- Most stablecoins are tied to the US dollar (USD) or another fiat currency.
- The “price of living” may serve as a backing for Coinbase’s flatcoins.
Companies have continued to develop despite widespread regulatory monitoring. A leading cryptocurrency exchange, Coinbase, is investigating “flatcoins” on its Base network. Inflation-pegged stablecoins, or “flatcoins,” were recently disclosed by Coinbase to be necessary for development on the Base network. This is one of three important breakthroughs the company plans to implement on its layer-2 network.
The new exchange activity is being seen as strange since most stablecoins are tied to the US dollar (USD) or another fiat currency. The “price of living” may serve as a backing for Coinbase’s flatcoins. The CPI and other measures of inflation will be monitored to ensure this is the case.

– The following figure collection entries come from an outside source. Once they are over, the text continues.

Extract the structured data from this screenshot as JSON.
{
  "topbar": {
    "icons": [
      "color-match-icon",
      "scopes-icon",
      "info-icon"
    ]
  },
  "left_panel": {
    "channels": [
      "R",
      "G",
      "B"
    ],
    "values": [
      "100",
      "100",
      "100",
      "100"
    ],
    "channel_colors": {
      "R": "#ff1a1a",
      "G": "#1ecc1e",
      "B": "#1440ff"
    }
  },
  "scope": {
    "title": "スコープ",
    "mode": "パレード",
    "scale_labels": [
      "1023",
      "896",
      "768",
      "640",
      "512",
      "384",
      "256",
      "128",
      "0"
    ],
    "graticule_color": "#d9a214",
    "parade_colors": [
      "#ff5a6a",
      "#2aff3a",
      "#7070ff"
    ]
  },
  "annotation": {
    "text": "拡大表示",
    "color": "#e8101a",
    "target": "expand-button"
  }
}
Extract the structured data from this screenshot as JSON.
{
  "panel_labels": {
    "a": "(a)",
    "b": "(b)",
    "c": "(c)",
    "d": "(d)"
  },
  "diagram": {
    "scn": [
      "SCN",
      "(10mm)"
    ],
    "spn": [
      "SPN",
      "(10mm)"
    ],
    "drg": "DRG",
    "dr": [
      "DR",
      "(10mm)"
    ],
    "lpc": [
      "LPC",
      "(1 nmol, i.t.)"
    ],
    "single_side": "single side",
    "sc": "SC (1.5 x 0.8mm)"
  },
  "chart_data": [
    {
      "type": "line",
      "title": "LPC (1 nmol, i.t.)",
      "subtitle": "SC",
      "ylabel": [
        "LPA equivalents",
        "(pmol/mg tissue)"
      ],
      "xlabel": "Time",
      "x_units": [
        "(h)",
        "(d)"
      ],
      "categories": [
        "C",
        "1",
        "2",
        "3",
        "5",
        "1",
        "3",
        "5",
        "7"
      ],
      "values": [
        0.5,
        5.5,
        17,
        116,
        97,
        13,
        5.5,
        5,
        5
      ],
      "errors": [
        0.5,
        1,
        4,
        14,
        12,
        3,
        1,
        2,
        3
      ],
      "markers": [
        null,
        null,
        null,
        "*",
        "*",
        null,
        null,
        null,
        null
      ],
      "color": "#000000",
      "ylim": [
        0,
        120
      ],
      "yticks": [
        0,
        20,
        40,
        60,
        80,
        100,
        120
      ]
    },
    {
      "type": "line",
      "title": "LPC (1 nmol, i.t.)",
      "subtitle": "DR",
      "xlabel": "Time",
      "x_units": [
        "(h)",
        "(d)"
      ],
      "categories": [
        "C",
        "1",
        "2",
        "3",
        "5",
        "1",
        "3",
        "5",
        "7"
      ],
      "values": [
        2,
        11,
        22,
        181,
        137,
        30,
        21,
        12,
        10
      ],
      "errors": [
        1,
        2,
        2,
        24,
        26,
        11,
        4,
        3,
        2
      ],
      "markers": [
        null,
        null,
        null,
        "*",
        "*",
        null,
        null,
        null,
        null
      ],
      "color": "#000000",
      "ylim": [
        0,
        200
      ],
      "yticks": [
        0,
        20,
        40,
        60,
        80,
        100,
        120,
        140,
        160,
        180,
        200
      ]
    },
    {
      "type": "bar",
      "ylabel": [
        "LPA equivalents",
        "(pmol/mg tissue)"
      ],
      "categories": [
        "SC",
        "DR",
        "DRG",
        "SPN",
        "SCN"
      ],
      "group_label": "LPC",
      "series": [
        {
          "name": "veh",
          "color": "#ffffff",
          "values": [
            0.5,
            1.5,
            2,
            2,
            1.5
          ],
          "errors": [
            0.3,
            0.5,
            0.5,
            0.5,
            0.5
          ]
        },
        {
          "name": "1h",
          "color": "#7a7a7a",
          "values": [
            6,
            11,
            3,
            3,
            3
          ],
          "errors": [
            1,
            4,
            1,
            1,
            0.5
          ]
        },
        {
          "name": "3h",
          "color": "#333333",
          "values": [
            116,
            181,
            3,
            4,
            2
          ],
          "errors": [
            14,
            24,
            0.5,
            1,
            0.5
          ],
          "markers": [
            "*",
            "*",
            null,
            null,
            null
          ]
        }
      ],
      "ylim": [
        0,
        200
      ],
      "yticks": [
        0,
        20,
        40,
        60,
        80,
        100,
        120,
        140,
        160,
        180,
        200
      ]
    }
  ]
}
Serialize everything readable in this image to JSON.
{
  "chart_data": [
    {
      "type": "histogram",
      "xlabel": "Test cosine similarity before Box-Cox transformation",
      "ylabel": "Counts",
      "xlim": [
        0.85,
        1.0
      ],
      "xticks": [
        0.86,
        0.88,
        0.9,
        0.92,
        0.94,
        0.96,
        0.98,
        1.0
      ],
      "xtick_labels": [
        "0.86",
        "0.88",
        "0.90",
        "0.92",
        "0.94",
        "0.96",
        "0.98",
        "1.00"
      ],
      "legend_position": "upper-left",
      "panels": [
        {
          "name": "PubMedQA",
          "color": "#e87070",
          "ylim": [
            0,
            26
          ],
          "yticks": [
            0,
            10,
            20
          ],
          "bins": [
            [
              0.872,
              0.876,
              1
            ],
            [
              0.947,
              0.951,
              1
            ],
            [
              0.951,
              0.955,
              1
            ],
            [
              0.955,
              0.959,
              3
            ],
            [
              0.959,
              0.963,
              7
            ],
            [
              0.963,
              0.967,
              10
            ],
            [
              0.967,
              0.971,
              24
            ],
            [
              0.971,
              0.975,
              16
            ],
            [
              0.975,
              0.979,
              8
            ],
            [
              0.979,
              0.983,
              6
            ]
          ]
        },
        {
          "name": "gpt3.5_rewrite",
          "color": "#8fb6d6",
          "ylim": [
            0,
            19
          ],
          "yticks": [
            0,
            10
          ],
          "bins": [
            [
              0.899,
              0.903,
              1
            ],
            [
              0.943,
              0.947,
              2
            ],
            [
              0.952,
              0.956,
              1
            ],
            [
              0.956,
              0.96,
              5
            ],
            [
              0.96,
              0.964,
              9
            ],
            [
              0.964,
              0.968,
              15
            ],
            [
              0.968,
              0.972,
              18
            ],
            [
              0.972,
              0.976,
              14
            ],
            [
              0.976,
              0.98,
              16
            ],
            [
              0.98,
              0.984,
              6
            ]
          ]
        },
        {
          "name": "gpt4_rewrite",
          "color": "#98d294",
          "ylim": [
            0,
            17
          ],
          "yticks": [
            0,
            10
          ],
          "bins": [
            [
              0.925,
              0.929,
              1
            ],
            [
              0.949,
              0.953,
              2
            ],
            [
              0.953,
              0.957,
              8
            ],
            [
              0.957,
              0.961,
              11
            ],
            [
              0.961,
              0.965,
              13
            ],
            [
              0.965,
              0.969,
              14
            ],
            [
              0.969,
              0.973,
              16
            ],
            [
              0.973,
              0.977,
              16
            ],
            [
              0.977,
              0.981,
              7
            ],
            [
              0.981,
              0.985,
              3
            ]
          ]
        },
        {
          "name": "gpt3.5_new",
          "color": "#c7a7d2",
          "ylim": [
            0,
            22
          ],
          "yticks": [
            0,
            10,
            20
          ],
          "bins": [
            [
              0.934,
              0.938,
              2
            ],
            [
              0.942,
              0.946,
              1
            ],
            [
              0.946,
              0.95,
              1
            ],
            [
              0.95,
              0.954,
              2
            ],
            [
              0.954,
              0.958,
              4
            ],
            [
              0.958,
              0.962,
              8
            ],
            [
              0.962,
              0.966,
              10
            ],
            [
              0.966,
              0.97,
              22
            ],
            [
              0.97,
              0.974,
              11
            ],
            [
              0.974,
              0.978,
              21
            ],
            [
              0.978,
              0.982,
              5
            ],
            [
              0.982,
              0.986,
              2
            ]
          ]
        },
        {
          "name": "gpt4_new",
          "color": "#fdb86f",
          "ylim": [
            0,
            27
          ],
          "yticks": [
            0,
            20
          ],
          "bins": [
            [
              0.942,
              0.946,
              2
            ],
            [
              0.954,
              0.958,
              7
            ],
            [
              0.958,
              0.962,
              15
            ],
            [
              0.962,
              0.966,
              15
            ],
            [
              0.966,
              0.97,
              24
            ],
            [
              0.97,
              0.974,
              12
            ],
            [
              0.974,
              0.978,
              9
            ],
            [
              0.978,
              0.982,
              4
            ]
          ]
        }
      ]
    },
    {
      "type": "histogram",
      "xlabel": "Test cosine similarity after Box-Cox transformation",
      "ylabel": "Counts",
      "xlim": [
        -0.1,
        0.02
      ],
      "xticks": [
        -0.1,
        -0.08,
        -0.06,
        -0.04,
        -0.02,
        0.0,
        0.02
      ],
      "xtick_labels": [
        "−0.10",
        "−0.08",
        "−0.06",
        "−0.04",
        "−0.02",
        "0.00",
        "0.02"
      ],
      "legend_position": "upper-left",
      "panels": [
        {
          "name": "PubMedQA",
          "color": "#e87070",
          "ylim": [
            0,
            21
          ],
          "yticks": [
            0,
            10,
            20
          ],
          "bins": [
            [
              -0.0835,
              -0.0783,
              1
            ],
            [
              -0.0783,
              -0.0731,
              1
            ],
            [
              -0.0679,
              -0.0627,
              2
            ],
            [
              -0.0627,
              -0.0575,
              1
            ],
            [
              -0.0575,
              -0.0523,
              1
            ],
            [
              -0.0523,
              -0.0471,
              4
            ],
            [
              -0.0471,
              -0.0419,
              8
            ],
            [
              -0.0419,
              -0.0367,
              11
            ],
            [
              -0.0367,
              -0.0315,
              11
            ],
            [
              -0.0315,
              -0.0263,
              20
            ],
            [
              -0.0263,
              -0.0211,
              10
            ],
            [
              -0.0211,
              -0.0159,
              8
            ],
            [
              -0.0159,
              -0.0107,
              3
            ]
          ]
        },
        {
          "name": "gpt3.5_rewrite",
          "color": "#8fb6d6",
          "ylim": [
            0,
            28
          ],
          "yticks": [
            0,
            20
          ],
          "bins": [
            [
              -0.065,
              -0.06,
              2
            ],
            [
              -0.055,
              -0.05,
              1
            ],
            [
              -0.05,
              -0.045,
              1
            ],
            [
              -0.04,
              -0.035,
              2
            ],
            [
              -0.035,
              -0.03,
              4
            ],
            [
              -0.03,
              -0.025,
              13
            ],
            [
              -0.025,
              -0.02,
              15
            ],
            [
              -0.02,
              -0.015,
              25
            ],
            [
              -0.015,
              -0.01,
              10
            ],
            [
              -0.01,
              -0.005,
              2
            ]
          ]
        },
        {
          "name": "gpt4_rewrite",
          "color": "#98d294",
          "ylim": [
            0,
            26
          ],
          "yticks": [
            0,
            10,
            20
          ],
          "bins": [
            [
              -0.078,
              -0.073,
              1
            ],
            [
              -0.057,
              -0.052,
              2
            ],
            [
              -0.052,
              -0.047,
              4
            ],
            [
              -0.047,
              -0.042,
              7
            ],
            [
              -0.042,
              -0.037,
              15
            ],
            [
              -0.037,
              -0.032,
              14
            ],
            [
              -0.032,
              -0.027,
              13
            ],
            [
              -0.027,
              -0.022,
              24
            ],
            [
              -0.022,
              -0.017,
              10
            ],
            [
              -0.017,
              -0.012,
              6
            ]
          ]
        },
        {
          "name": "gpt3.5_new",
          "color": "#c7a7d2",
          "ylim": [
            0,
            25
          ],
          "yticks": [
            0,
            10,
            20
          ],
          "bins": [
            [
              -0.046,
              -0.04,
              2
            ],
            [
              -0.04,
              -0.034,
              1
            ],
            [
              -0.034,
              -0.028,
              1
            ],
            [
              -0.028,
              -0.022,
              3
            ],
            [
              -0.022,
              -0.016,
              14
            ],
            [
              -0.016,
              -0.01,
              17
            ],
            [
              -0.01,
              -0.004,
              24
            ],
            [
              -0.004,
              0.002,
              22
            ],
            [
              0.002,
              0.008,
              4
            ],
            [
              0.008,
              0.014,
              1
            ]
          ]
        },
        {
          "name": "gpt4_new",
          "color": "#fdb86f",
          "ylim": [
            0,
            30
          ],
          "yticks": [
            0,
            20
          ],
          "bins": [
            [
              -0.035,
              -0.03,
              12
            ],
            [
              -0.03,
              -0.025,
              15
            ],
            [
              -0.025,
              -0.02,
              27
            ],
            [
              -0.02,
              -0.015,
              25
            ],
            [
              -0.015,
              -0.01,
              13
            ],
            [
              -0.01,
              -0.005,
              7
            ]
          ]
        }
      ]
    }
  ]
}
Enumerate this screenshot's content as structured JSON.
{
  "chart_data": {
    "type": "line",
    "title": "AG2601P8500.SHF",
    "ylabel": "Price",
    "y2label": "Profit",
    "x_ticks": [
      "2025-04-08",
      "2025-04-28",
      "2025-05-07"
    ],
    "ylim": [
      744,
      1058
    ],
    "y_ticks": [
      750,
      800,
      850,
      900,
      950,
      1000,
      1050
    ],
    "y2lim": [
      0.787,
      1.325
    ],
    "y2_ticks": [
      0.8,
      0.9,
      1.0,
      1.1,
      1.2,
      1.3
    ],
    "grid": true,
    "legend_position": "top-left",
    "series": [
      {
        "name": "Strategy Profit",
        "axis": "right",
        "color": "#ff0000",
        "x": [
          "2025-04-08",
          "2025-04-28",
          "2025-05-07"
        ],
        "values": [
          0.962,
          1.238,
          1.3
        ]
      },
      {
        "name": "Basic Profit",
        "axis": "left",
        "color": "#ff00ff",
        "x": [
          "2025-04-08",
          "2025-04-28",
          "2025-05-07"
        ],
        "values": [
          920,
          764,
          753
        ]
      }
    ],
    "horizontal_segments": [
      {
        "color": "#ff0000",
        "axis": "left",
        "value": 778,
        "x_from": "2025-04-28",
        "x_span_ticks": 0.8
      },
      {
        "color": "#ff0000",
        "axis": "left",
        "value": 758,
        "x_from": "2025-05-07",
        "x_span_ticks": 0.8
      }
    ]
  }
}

Inflation Tracking Stablecoin
There was a lot of buzz around the debut of the Base network. The first phase of the layer-2 network is to issue a flatcoin tied to inflation. According to Coinbase, developing an inflation-tracking stablecoin that challenges central banks’ erroneous monetary policy choices is the need of the hour, in light of the present financial crisis.
“[We] are particularly interested in ‘flatcoins’ — stablecoins that track the rate of inflation, enabling users to have stability in purchasing power while also having resiliency from the economic uncertainty caused by the legacy financial system.”
In addition, since their value would be pegged to inflation, these holdings would be safe investments. Because of the uncertainty of the local currency, this feature is especially helpful in countries or jurisdictions with significant inflation rates.
Developers are encouraged to create not just flatcoins, but also an on-chain reputation system and an on-chain limit order book (LOB) exchange. Tools to increase the safety of the DeFi environment have also been sought.